The new client prospecting process in commercial real estate is a bit special and different when compared to any other part of the property industry. Most of the people that you would regard as potential future clients are either going to be business people or property investors. Yes, I know there are other people to reach out to for new business, but these are the main two groups where most of the new opportunities are located for agents and brokers.
An In-depth Look at Prospecting Letters
So how you are going to find and connect with those two groups in a meaningful way so that it will influence your listing and commission outcomes? Your solution to that question is as important as the people that you talk to when you focus on establishing your mark as a top real estate agent in the local area.
I put to you that the prospecting letter process is an effective part of prospecting for clients and property listings. In saying that, don’t send out thousands of letters at one time and hope that you will get some leads and listings; the costs are high and the conversions are low. In many ways, sending fewer letters in a specific way is much more effective than sending huge numbers.
Perhaps you want to send out some letters in an ongoing way to attract new business. I won’t dissuade you; rather I will encourage you, but there are ways to lift your conversions to meetings and listing opportunities.
Direct Mail Checklist
Here are my focus points as a checklist in sending any direct marketing mail piece in commercial real estate brokerage:
- Personalise – Make sure that your letter message is matched to mindset or requirements of the intended reader. Specific letters should be written and sent within groups such as those for investors, business owners, owner occupiers, tenants, and property developers.
- Target Areas – Given that the message should be locally biased, only send the letters to certain parts of your city. In that way you can talk about key issues and changes and make them trigger points in capturing the reader’s interest.
- Follow-up systems – Wherever possible all correspondence sent should be followed up by a direct telephone call. If your message is well crafted then the telephone call will be easy in both connecting to the right people and helping you create future opportunity.
- Tell a local story – Your message should be tied to the location by reference to local issues and property changes. Put the location and the property type into your core message. Expand on the matter by using dot points (adults like to glance at things simply and quickly – dot points do that).
- Headline Attraction – Have a look at how the more successful magazines and newspapers in your city use headlines on their covers to attract purchase and readership.
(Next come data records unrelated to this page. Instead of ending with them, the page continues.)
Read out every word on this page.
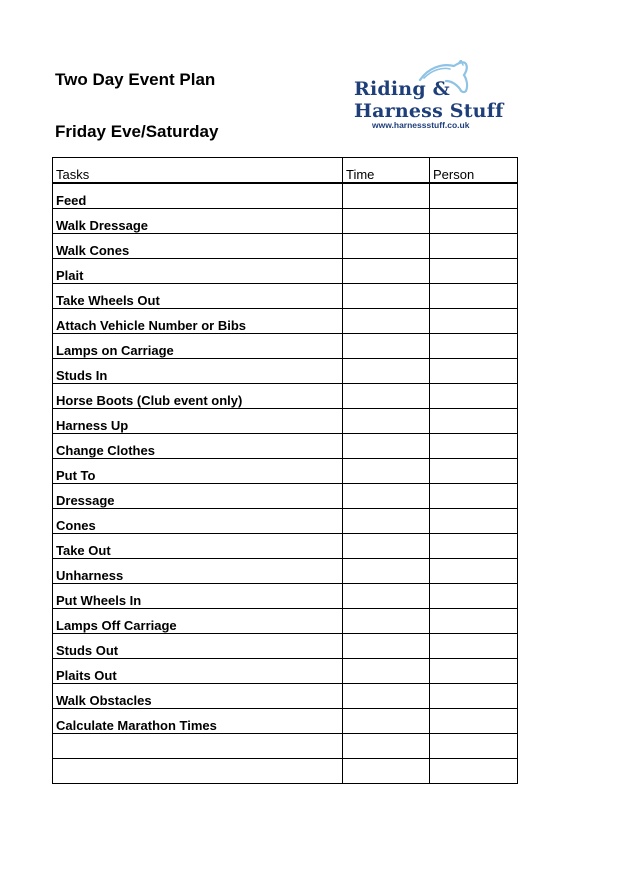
Two Day Event Plan
Friday Eve/Saturday
Riding &
Harness Stuff
www.harnessstuff.co.uk
Tasks	Time	Person
Feed		
Walk Dressage		
Walk Cones		
Plait		
Take Wheels Out		
Attach Vehicle Number or Bibs		
Lamps on Carriage		
Studs In		
Horse Boots (Club event only)		
Harness Up		
Change Clothes		
Put To		
Dressage		
Cones		
Take Out		
Unharness		
Put Wheels In		
Lamps Off Carriage		
Studs Out		
Plaits Out		
Walk Obstacles		
Calculate Marathon Times		
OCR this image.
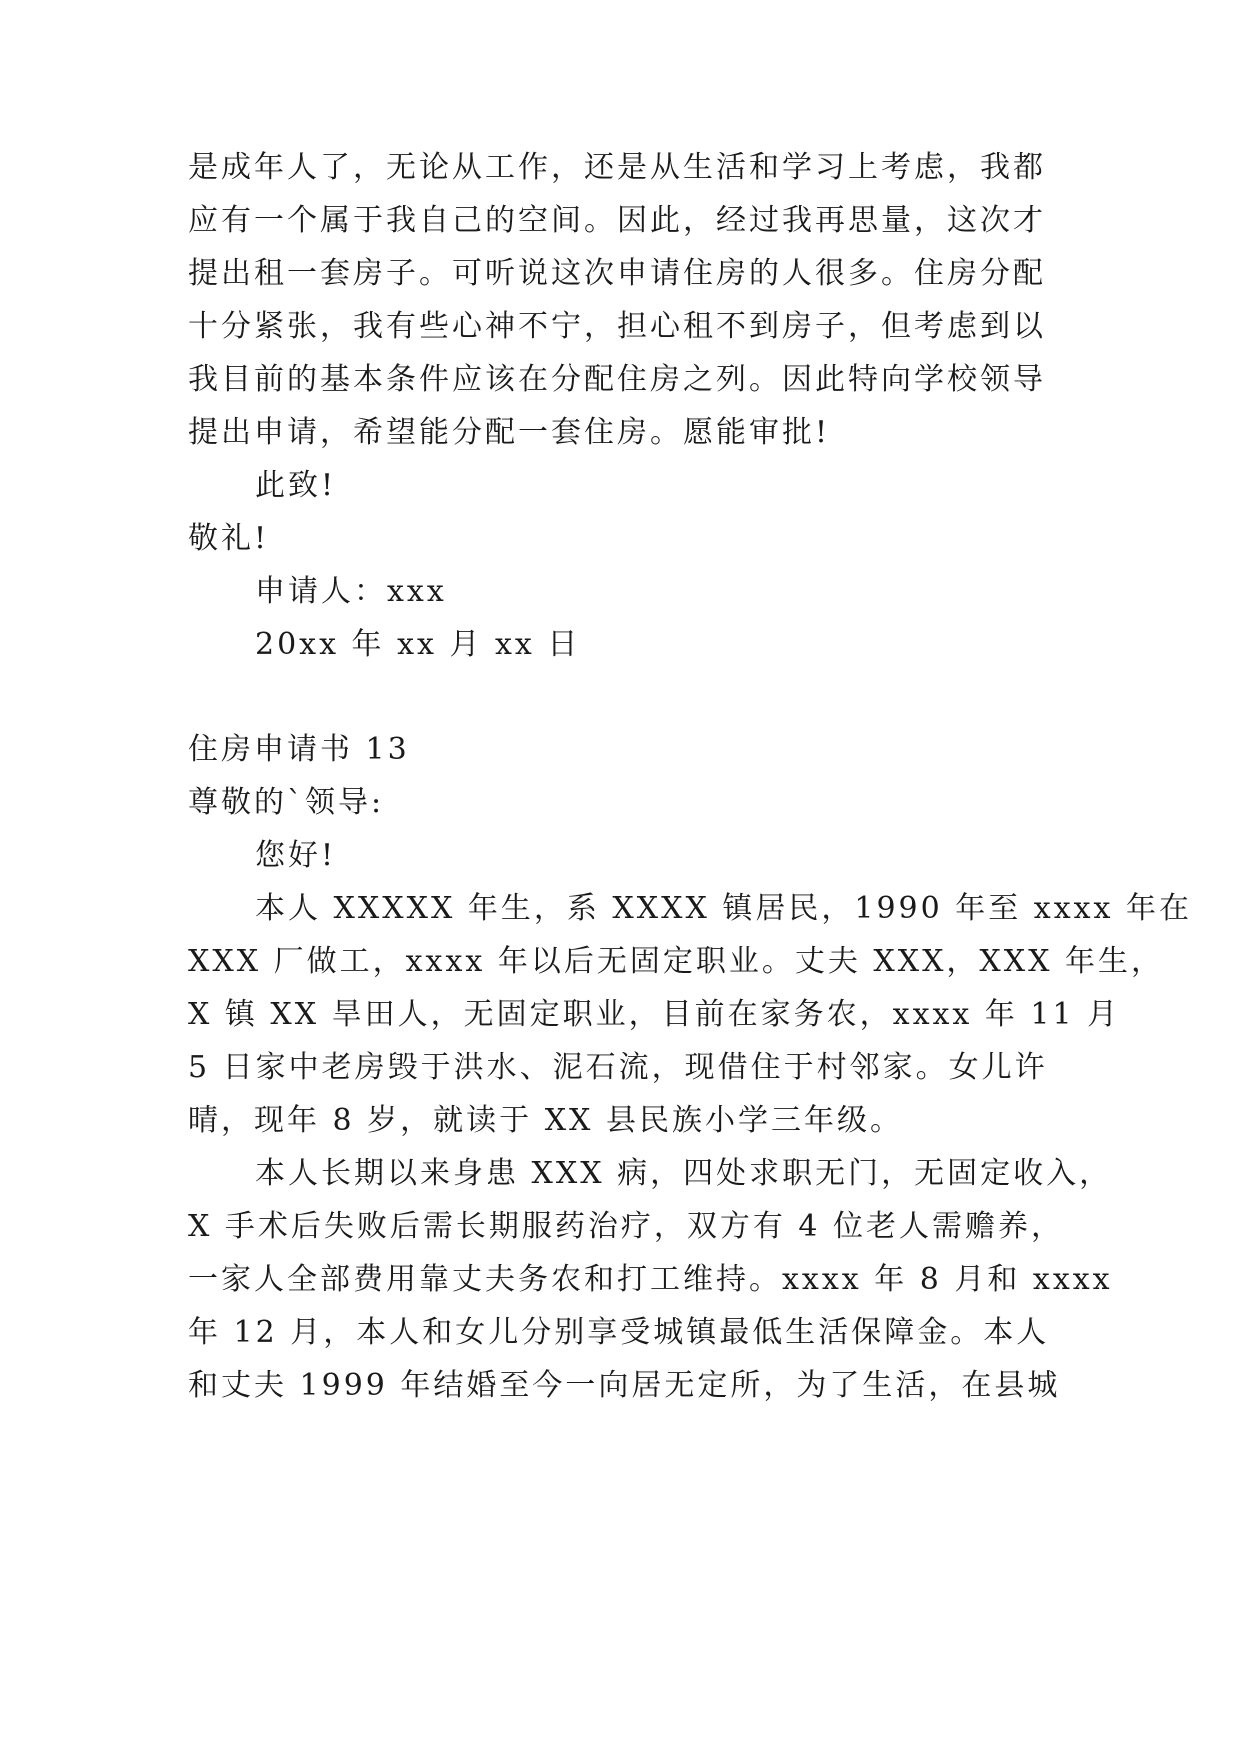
是成年人了，无论从工作，还是从生活和学习上考虑，我都
应有一个属于我自己的空间。因此，经过我再思量，这次才
提出租一套房子。可听说这次申请住房的人很多。住房分配
十分紧张，我有些心神不宁，担心租不到房子，但考虑到以
我目前的基本条件应该在分配住房之列。因此特向学校领导
提出申请，希望能分配一套住房。愿能审批!
此致!
敬礼!
申请人：xxx
20xx 年 xx 月 xx 日
住房申请书 13
尊敬的`领导:
您好!
本人 XXXXX 年生，系 XXXX 镇居民，1990 年至 xxxx 年在
XXX 厂做工，xxxx 年以后无固定职业。丈夫 XXX，XXX 年生，
X 镇 XX 旱田人，无固定职业，目前在家务农，xxxx 年 11 月
5 日家中老房毁于洪水、泥石流，现借住于村邻家。女儿许
晴，现年 8 岁，就读于 XX 县民族小学三年级。
本人长期以来身患 XXX 病，四处求职无门，无固定收入，
X 手术后失败后需长期服药治疗，双方有 4 位老人需赡养，
一家人全部费用靠丈夫务农和打工维持。xxxx 年 8 月和 xxxx
年 12 月，本人和女儿分别享受城镇最低生活保障金。本人
和丈夫 1999 年结婚至今一向居无定所，为了生活，在县城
You need to do the same thing to get the core message across from a property perspective. Select a few headlines from magazines and see how you could merge a property message into them.
- Point of value – Why should someone read your letter or even more specifically act on it? To lift your conversions your letter should have a specific point of value. It could be the offering of a special report, local area information, or the downloading of a ‘Property Investment Calculator’.
There will always be other agents and brokers sending separate prospecting letters across Commercial Real Estate Sales, Leasing, and Property Management. On that basis you really do need to optimise the process yourself for better results.
Track the results that you get from the letters that you send out; the results should be compared across letter types, times of the year, and targeted groups. In that way you will know what is working for you in growing your real estate business. Are you up to the challenge?